Last July, the federal agency accepted the Dutch company’s application for trastuzumab duocarmazine, also known as SYD985, an anti-HER2 ADC designed to treat HER2-positive unresectable locally advanced or metastatic breast cancer. The FDA set an expected decision date for May 12.
Now, the agency has rejected the drug in a complete response letter, saying that further unspecified information is needed, according to the biotech's Monday release. Byondis said the request would require time and resources “that extend beyond the current evaluation period,” according to a company release.
The biotech expressed disappointment but plans to continue seeking approval of the lead asset in the EU and the U.K.
"We continue to believe that SYD985 can present a meaningful treatment option for patients living with HER2-positive metastatic breast cancer," Byondis CEO Marco Timmers, Ph.D., said in a May 15 release. "We appreciate the FDA's guidance and support and will carefully evaluate the complete response letter and consider potential next steps."

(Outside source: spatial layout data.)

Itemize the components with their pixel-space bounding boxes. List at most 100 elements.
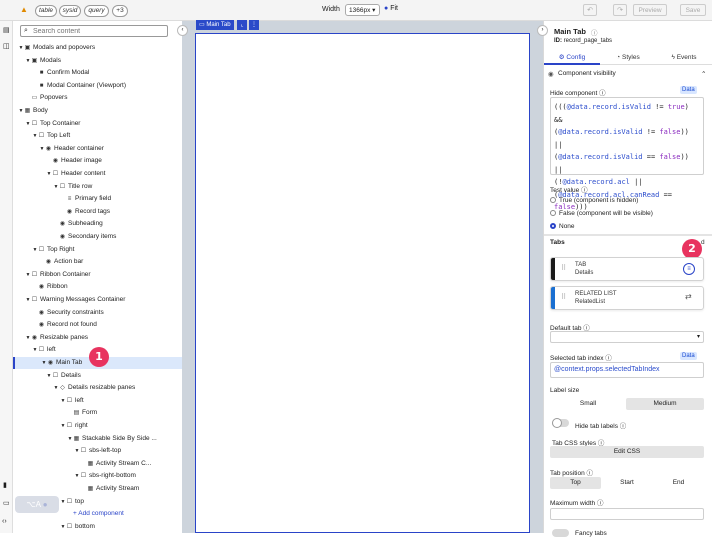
tree-item[interactable]: ▦ Activity Stream [13, 483, 182, 495]
max-width-input[interactable] [550, 508, 704, 520]
more-options-button[interactable]: ⋮ [249, 20, 259, 30]
tree-item[interactable]: ▼☐ sbs-left-top [13, 445, 182, 457]
add-component-link[interactable]: + Add component [73, 510, 124, 517]
drag-handle-icon[interactable]: ⠿ [561, 264, 566, 272]
edit-tab-icon[interactable]: ≡ [683, 263, 695, 275]
filter-pill-query[interactable]: query [84, 5, 109, 17]
tab-config[interactable]: ⚙ Config [544, 52, 600, 65]
info-icon[interactable]: ⓘ [591, 27, 598, 37]
command-button[interactable]: ⌥A ● [15, 496, 59, 513]
drag-handle-icon[interactable]: ⠿ [561, 293, 566, 301]
tree-item[interactable]: ◉ Secondary items [13, 231, 182, 243]
fit-checkbox[interactable]: ● Fit [384, 5, 398, 12]
data-badge[interactable]: Data [680, 86, 697, 94]
tree-item-label: Ribbon Container [40, 270, 91, 278]
code-icon[interactable]: ‹› [2, 518, 7, 525]
tab-item-type: TAB [575, 262, 587, 268]
selected-tab-data-badge[interactable]: Data [680, 352, 697, 360]
tree-item[interactable]: ◉ Record tags [13, 206, 182, 218]
tree-item[interactable]: ▼◉ Header container [13, 143, 182, 155]
tab-position-top[interactable]: Top [550, 477, 601, 489]
reorder-icon[interactable]: ⇄ [685, 292, 692, 301]
label-size-medium[interactable]: Medium [626, 398, 704, 410]
tab-events[interactable]: ϟ Events [656, 52, 712, 65]
panel-title: Main Tab [554, 27, 586, 36]
tree-item[interactable]: ▼☐ Title row [13, 181, 182, 193]
filter-pill-table[interactable]: table [35, 5, 57, 17]
tree-item[interactable]: ▼☐ left [13, 395, 182, 407]
tree-item[interactable]: ▤ Form [13, 407, 182, 419]
selected-component-frame[interactable] [195, 33, 530, 533]
test-value-option[interactable]: None [550, 223, 575, 230]
redo-button[interactable]: ↷ [613, 4, 627, 16]
search-input[interactable] [33, 27, 163, 36]
tree-item[interactable]: ▼☐ Top Container [13, 118, 182, 130]
tree-item[interactable]: ▼◉ Resizable panes [13, 332, 182, 344]
select-parent-button[interactable]: ⌞ [237, 20, 247, 30]
tree-item[interactable]: ◉ Subheading [13, 218, 182, 230]
tree-item[interactable]: ▼☐ Top Left [13, 130, 182, 142]
tree-item[interactable]: ▦ Activity Stream C... [13, 458, 182, 470]
tree-item[interactable]: ▼☐ Top Right [13, 244, 182, 256]
collapse-config-button[interactable]: › [537, 25, 548, 36]
warning-icon[interactable]: ▲ [20, 5, 28, 14]
test-value-option[interactable]: True (component is hidden) [550, 197, 638, 204]
tree-item[interactable]: ▼☐ sbs-right-bottom [13, 470, 182, 482]
tab-position-end[interactable]: End [653, 477, 704, 489]
add-tab-link[interactable]: d [701, 239, 705, 246]
test-value-option[interactable]: False (component will be visible) [550, 210, 653, 217]
search-field[interactable]: ⌕ [20, 25, 168, 37]
preview-button[interactable]: Preview [633, 4, 667, 16]
hide-component-expression[interactable]: (((@data.record.isValid != true) && (@dat… [550, 97, 704, 211]
selected-tab-input[interactable]: @context.props.selectedTabIndex [550, 362, 704, 378]
tree-item[interactable]: ▼☐ Warning Messages Container [13, 294, 182, 306]
save-button[interactable]: Save [680, 4, 706, 16]
fancy-tabs-toggle[interactable] [552, 529, 569, 537]
tree-item[interactable]: ▼ ◇ Details resizable panes [13, 382, 182, 394]
tree-item[interactable]: ▼☐ Header content [13, 168, 182, 180]
width-select[interactable]: 1366px ▾ [345, 4, 380, 16]
radio-button[interactable] [550, 197, 556, 204]
tree-item[interactable]: ◉ Ribbon [13, 281, 182, 293]
pages-icon[interactable]: ▤ [3, 26, 10, 34]
tree-item[interactable]: ▼☐ Ribbon Container [13, 269, 182, 281]
tree-item[interactable]: ≡ Primary field [13, 193, 182, 205]
layers-icon[interactable]: ◫ [3, 42, 10, 50]
edit-css-button[interactable]: Edit CSS [550, 446, 704, 458]
data-icon[interactable]: ▮ [3, 481, 7, 489]
tree-item[interactable]: ■ Confirm Modal [13, 67, 182, 79]
tree-item[interactable]: ▼☐ Details [13, 370, 182, 382]
radio-button[interactable] [550, 210, 556, 217]
tree-item[interactable]: ▭ Popovers [13, 92, 182, 104]
tree-item[interactable]: ▼▣ Modals [13, 55, 182, 67]
tree-item[interactable]: ▼▣ Modals and popovers [13, 42, 182, 54]
max-width-text: Maximum width [550, 500, 596, 507]
tree-item[interactable]: ▼☐ bottom [13, 521, 182, 533]
tab-item-card[interactable]: ⠿ RELATED LIST RelatedList ⇄ [550, 286, 704, 310]
component-type-icon: ◉ [45, 259, 52, 266]
selection-chip[interactable]: ▭ Main Tab [196, 20, 234, 30]
tree-item[interactable]: ▼☐ right [13, 420, 182, 432]
tree-item[interactable]: ▼▦ Body [13, 105, 182, 117]
tree-item[interactable]: ◉ Security constraints [13, 307, 182, 319]
radio-button[interactable] [550, 223, 556, 230]
label-size-small[interactable]: Small [550, 398, 626, 410]
tree-item[interactable]: ■ Modal Container (Viewport) [13, 80, 182, 92]
tab-position-start[interactable]: Start [601, 477, 653, 489]
tree-item[interactable]: ◉ Record not found [13, 319, 182, 331]
default-tab-select[interactable]: ▾ [550, 331, 704, 343]
keyboard-icon[interactable]: ▭ [3, 499, 10, 507]
collapse-panel-button[interactable]: ‹ [177, 25, 188, 36]
selected-tab-label: Selected tab index ⓘ [550, 355, 612, 362]
undo-button[interactable]: ↶ [583, 4, 597, 16]
tab-styles[interactable]: ◔ Styles [600, 52, 656, 65]
tree-item[interactable]: ▼▦ Stackable Side By Side ... [13, 433, 182, 445]
filter-pill-sysid[interactable]: sysid [59, 5, 81, 17]
collapse-chevron-icon[interactable]: ⌃ [701, 70, 706, 78]
hide-tab-labels-toggle[interactable] [552, 418, 569, 428]
tab-item-card[interactable]: ⠿ TAB Details ≡ [550, 257, 704, 281]
filter-pill-more[interactable]: +3 [112, 5, 128, 17]
tree-item[interactable]: ◉ Header image [13, 155, 182, 167]
visibility-header[interactable]: ◉ Component visibility ⌃ [544, 69, 712, 80]
tree-item[interactable]: ◉ Action bar [13, 256, 182, 268]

SYD985 was assessed in a multicenter, open-label, randomized phase 3 trial dubbed TULIP. The study showed a statistically significant improvement over a physician's choice of treatment among 436 patients with pretreated HER2-positive unresectable locally advanced or metastatic breast cancer, according to Byondis.
The asset—which received fast-track designation from the FDA in 2018—contains the monoclonal antibody Herceptin and an investigational cleavable linker drug, which can help boost the success of ADC therapies by making tumor cells selectively release the toxin in the therapy.
Byondis is trying to enter a tight market dominated by Big Pharma. In the physicians' choice trial, SYD985 was evaluated against GSK’s Tykerb, Genentech’s Xeloda, Eisai’s Halaven, Roche’s Herceptin and the chemotherapy Navelbine.
The company is also testing out SYD985 in patients with endometrial cancer, efforts that are currently in phase 2 development.